Buffy the Vampire Slayer: After Life

"That's the thing about magic. There's always consequences. Always!"

After the opening two parter, the aftermath. Buffy is back; it's now time for everyone to stop, breathe, and digest this. Partly this is about letting Buffy progress from stunned to functioning, if a little Prozac-y, and partly it's about letting people speculate about her possibly having been in some sort of Hell dissension before the final brutal bombshell.

Life has gone on. Willow and Tara have kindly invited themselves to live in the Summers family house, and we are briefly invited to speculate over some dull but important things. Who owns the house? Is there a mortgage to pay? What money is coming in? Such questions have been tacitly raised; they will have to answer them soon. 

Buffy spends the episode in an awkward slight estrangement from everyone who helped to raise her, all of whom are greedy for something from her, an affirmation that they did the right thing. Only Spike connects with her, immediately noticing the blood on her hands from clawing her way out of her coffin. He knows these things. And, as the only person who a) isn't seeking self-affirmation from her and b) isn't her younger sister, he's the only person she can really talk to, which is a good use of the character. He's no fool, either; Spike is the only character at this point who begins to understand the real darkness into which Willow is slipping.

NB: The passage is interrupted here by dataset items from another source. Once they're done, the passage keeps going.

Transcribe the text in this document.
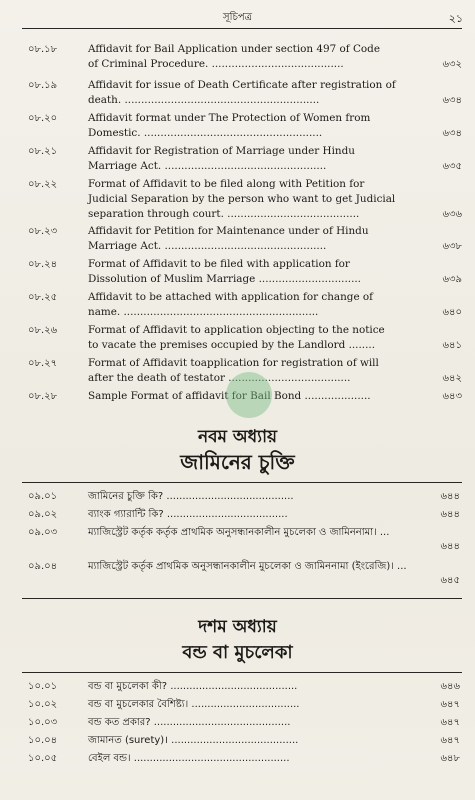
সূচিপত্র	২১
০৮.১৮	Affidavit for Bail Application under section 497 of Code
of Criminal Procedure. ........................................	৬৩২
০৮.১৯	Affidavit for issue of Death Certificate after registration of
death. ...........................................................	৬৩৪
০৮.২০	Affidavit format under The Protection of Women from
Domestic. ......................................................	৬৩৪
০৮.২১	Affidavit for Registration of Marriage under Hindu
Marriage Act. .................................................	৬৩৫
০৮.২২	Format of Affidavit to be filed along with Petition for
Judicial Separation by the person who want to get Judicial
separation through court. ........................................	৬৩৬
০৮.২৩	Affidavit for Petition for Maintenance under of Hindu
Marriage Act. .................................................	৬৩৮
০৮.২৪	Format of Affidavit to be filed with application for
Dissolution of Muslim Marriage ...............................	৬৩৯
০৮.২৫	Affidavit to be attached with application for change of
name. ...........................................................	৬৪০
০৮.২৬	Format of Affidavit to application objecting to the notice
to vacate the premises occupied by the Landlord ........	৬৪১
০৮.২৭	Format of Affidavit toapplication for registration of will
after the death of testator .....................................	৬৪২
০৮.২৮	Sample Format of affidavit for Bail Bond ....................	৬৪৩
নবম অধ্যায়
জামিনের চুক্তি
০৯.০১	জামিনের চুক্তি কি? ........................................	৬৪৪
০৯.০২	ব্যাংক গ্যারান্টি কি? ......................................	৬৪৪
০৯.০৩	ম্যাজিস্ট্রেট কর্তৃক কর্তৃক প্রাথমিক অনুসন্ধানকালীন মুচলেকা ও জামিননামা। ...
৬৪৪
০৯.০৪	ম্যাজিস্ট্রেট কর্তৃক প্রাথমিক অনুসন্ধানকালীন মুচলেকা ও জামিননামা (ইংরেজি)। ...
৬৪৫
দশম অধ্যায়
বন্ড বা মুচলেকা
১০.০১	বন্ড বা মুচলেকা কী? ........................................	৬৪৬
১০.০২	বন্ড বা মুচলেকার বৈশিষ্ট্য। ..................................	৬৪৭
১০.০৩	বন্ড কত প্রকার? ...........................................	৬৪৭
১০.০৪	জামানত (surety)। ........................................	৬৪৭
১০.০৫	বেইল বন্ড। .................................................	৬৪৮
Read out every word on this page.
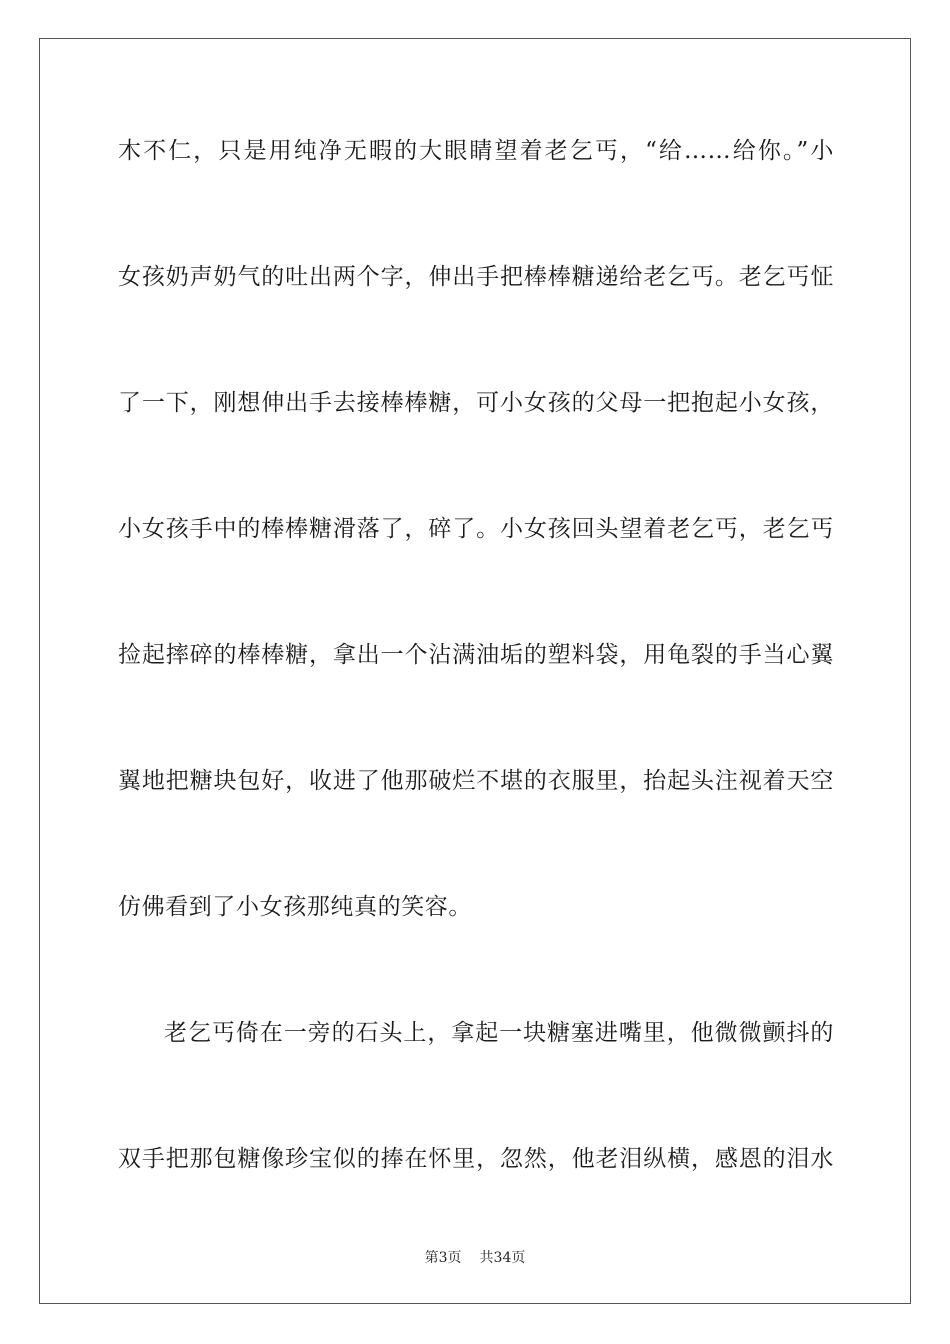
木不仁，只是用纯净无暇的大眼睛望着老乞丐，“给……给你。”小
女孩奶声奶气的吐出两个字，伸出手把棒棒糖递给老乞丐。老乞丐怔
了一下，刚想伸出手去接棒棒糖，可小女孩的父母一把抱起小女孩，
小女孩手中的棒棒糖滑落了，碎了。小女孩回头望着老乞丐，老乞丐
捡起摔碎的棒棒糖，拿出一个沾满油垢的塑料袋，用龟裂的手当心翼
翼地把糖块包好，收进了他那破烂不堪的衣服里，抬起头注视着天空
仿佛看到了小女孩那纯真的笑容。
老乞丐倚在一旁的石头上，拿起一块糖塞进嘴里，他微微颤抖的
双手把那包糖像珍宝似的捧在怀里，忽然，他老泪纵横，感恩的泪水
第3页 共34页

Giles has been told ("I think I actually heard him clean his glasses"), but for now the younger generation aredealing with all this on their own. There is, as ever, a monster in the form of a poltergeist-like spectral being which was created by the resurrection spell. Dawn, being the teenage girl, is inevitably one of those possessed. Still, it's rather less clear than it used to be what the metaphor is supposed to be here. We're moving well away, as has often been said, from the days when Buffy used monsters as clear metaphors for various aspects of teen life. The show must now deal with the challenges and responsibilities of young adulthood.

Buffy slays the monster, but her own demons remain. And it's only at the end, as Buffy confides in Spike- the only person she can confide in- that the true horror of her situation becomes apparent; she has been woken from a state of happiness and peace. She was in Heaven, and is now in Hell. Thanks a bunch, Willow.